Plasma metagenomic next-generation sequencing of microbial cell-free DNA detects pathogens in patients with suspected infected pancreatic necrosis
BMC Infectious Diseases volume 22, Article number: 675 (2022)
Infected pancreatic necrosis (IPN) is a life-threatening complication of acute pancreatitis (AP). Timely diagnosis of IPN could facilitate appropriate treatment, but there is a lack of reliable non-invasive screening tests. In this study, we aimed to evaluate the diagnostic value of plasma metagenomic next-generation sequencing (mNGS) based on circulating microbial cell-free DNA in patients with suspected IPN.
From October 2020 to October 2021, 44 suspected IPN patients who underwent plasma mNGS were reviewed. Confirmatory diagnosis of IPN within two weeks after the index blood sampling was considered the reference standard. The confirmation of IPN relied on the microbiological results of drains obtained from the necrotic collections. The distribution of the pathogens identified by plasma mNGS was analyzed. Positive percent agreement (PPA) and negative percent agreement (NPA) were evaluated based on the conformity between the overall mNGS results and culture results of IPN drains. In addition, the clinical outcomes were compared between mNGS positive and negative patients.

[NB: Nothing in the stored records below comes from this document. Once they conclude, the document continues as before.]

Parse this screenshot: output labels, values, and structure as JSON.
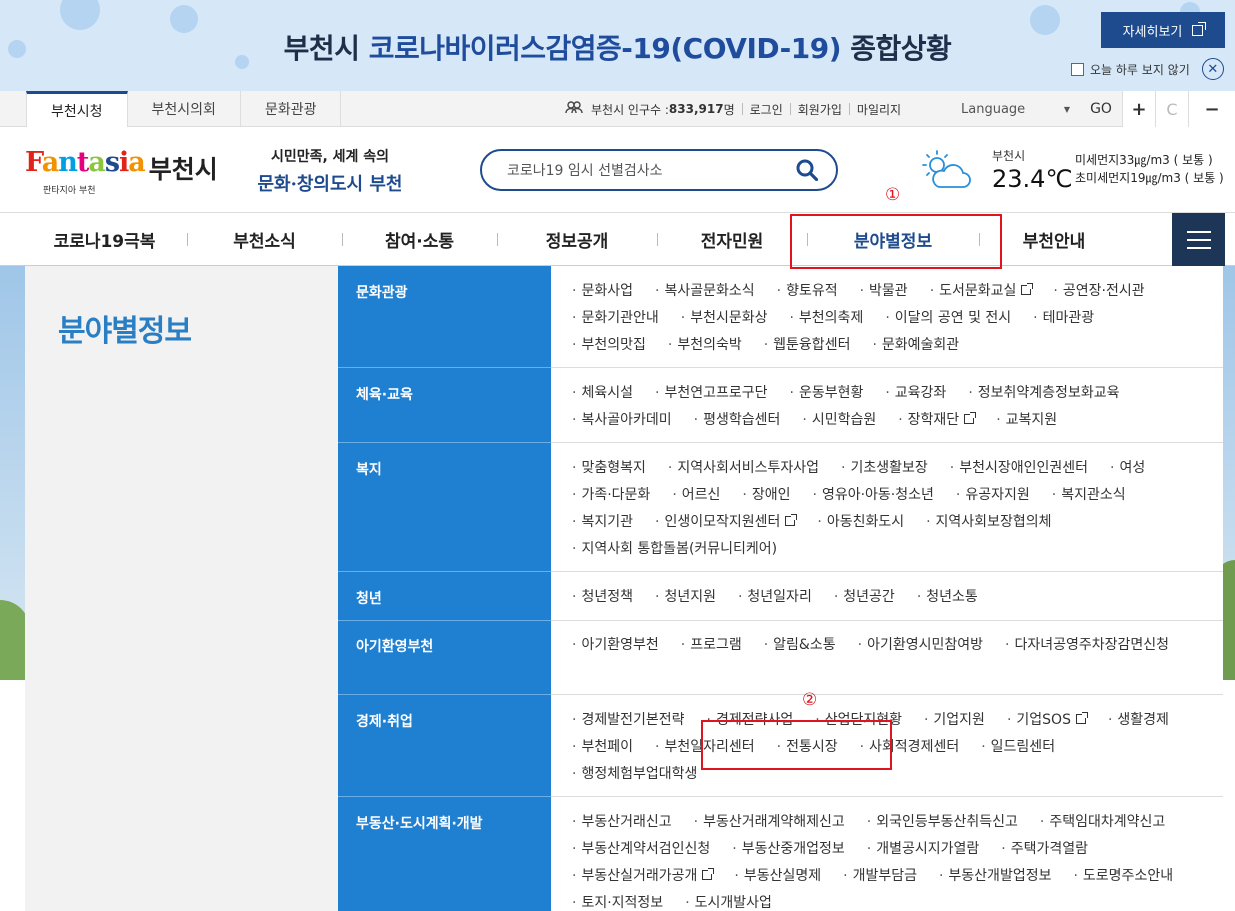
{
  "banner": {
    "title_prefix": "부천시 ",
    "title_accent": "코로나바이러스감염증-19(COVID-19)",
    "title_suffix": " 종합상황",
    "detail_button": "자세히보기",
    "today_label": "오늘 하루 보지 않기",
    "close_symbol": "✕"
  },
  "util": {
    "site_tabs": [
      "부천시청",
      "부천시의회",
      "문화관광"
    ],
    "population_label": "부천시 인구수 : ",
    "population_value": "833,917",
    "population_unit": " 명",
    "login": "로그인",
    "signup": "회원가입",
    "mileage": "마일리지",
    "language": "Language",
    "go": "GO",
    "zoom_in": "+",
    "reset": "C",
    "zoom_out": "−"
  },
  "header": {
    "logo_letters": [
      "F",
      "a",
      "n",
      "t",
      "a",
      "s",
      "i",
      "a"
    ],
    "logo_city": "부천시",
    "logo_sub": "판타지아 부천",
    "slogan_line1": "시민만족, 세계 속의",
    "slogan_line2": "문화·창의도시 부천",
    "search_placeholder": "코로나19 임시 선별검사소",
    "weather_city": "부천시",
    "weather_temp": "23.4℃",
    "dust_pm10": "미세먼지33㎍/m3 ( 보통 )",
    "dust_pm25": "초미세먼지19㎍/m3 ( 보통 )"
  },
  "gnb": {
    "items": [
      "코로나19극복",
      "부천소식",
      "참여·소통",
      "정보공개",
      "전자민원",
      "분야별정보",
      "부천안내"
    ],
    "active_index": 5
  },
  "panel": {
    "title": "분야별정보",
    "categories": [
      {
        "name": "문화관광",
        "links": [
          "문화사업",
          "복사골문화소식",
          "향토유적",
          "박물관",
          "도서문화교실",
          "공연장·전시관",
          "문화기관안내",
          "부천시문화상",
          "부천의축제",
          "이달의 공연 및 전시",
          "테마관광",
          "부천의맛집",
          "부천의숙박",
          "웹툰융합센터",
          "문화예술회관"
        ]
      },
      {
        "name": "체육·교육",
        "links": [
          "체육시설",
          "부천연고프로구단",
          "운동부현황",
          "교육강좌",
          "정보취약계층정보화교육",
          "복사골아카데미",
          "평생학습센터",
          "시민학습원",
          "장학재단",
          "교복지원"
        ]
      },
      {
        "name": "복지",
        "links": [
          "맞춤형복지",
          "지역사회서비스투자사업",
          "기초생활보장",
          "부천시장애인인권센터",
          "여성",
          "가족·다문화",
          "어르신",
          "장애인",
          "영유아·아동·청소년",
          "유공자지원",
          "복지관소식",
          "복지기관",
          "인생이모작지원센터",
          "아동친화도시",
          "지역사회보장협의체",
          "지역사회 통합돌봄(커뮤니티케어)"
        ]
      },
      {
        "name": "청년",
        "links": [
          "청년정책",
          "청년지원",
          "청년일자리",
          "청년공간",
          "청년소통"
        ]
      },
      {
        "name": "아기환영부천",
        "links": [
          "아기환영부천",
          "프로그램",
          "알림&소통",
          "아기환영시민참여방",
          "다자녀공영주차장감면신청"
        ]
      },
      {
        "name": "경제·취업",
        "links": [
          "경제발전기본전략",
          "경제전략사업",
          "산업단지현황",
          "기업지원",
          "기업SOS",
          "생활경제",
          "부천페이",
          "부천일자리센터",
          "전통시장",
          "사회적경제센터",
          "일드림센터",
          "행정체험부업대학생"
        ]
      },
      {
        "name": "부동산·도시계획·개발",
        "links": [
          "부동산거래신고",
          "부동산거래계약해제신고",
          "외국인등부동산취득신고",
          "주택임대차계약신고",
          "부동산계약서검인신청",
          "부동산중개업정보",
          "개별공시지가열람",
          "주택가격열람",
          "부동산실거래가공개",
          "부동산실명제",
          "개발부담금",
          "부동산개발업정보",
          "도로명주소안내",
          "토지·지적정보",
          "도시개발사업"
        ]
      }
    ]
  },
  "annotations": {
    "first": "①",
    "second": "②"
  },
  "colors": {
    "brand": "#1e4b8e",
    "category_bg": "#1f7fd1",
    "annotation": "#e0141e",
    "title": "#2a7fc4"
  }
}
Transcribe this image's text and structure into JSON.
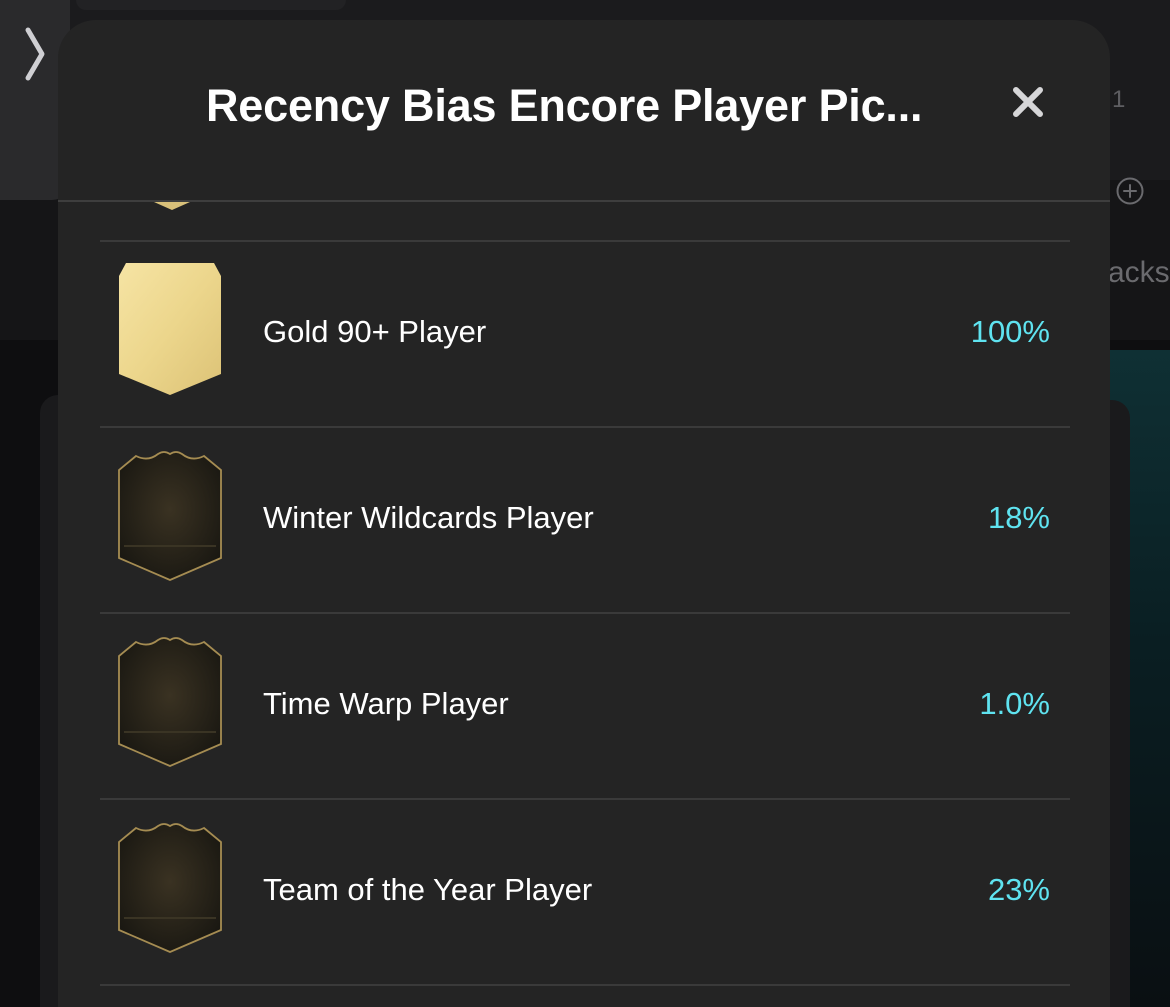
{
  "modal": {
    "title": "Recency Bias Encore Player Pic...",
    "close_glyph": "✕"
  },
  "background": {
    "count": "1",
    "packs_text": "acks"
  },
  "accent_color": "#5fe3f0",
  "items": [
    {
      "label": "Gold 90+ Player",
      "value": "100%",
      "card_style": "gold"
    },
    {
      "label": "Winter Wildcards Player",
      "value": "18%",
      "card_style": "special-dark"
    },
    {
      "label": "Time Warp Player",
      "value": "1.0%",
      "card_style": "special-dark"
    },
    {
      "label": "Team of the Year Player",
      "value": "23%",
      "card_style": "special-dark"
    }
  ]
}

Across all the study samples, thirteen species of bacteria and five species of fungi were detected by mNGS. The positivity rate of plasma mNGS was 54.55% (24/44). Of the 24 mNGS positive cases, twenty (83.33%, 95% CI, 68.42–98.24%) were consistent with the culture results of IPN drains. The PPA and NPA of plasma mNGS for IPN were 80.0% (20/25; 95% CI, 64.32–95.68%) and 89.47% (17/19; 95% CI, 75.67–100%), respectively. Compared with the mNGS negative group, patients in the positive group had more new-onset septic shock [12 (50.0%) vs. 4 (20.0%), p = 0.039].
IPN relevant pathogens can be identified by plasma mNGS, potentially facilitating appropriate treatment. The clinical application of mNGS in this cohort appears feasible.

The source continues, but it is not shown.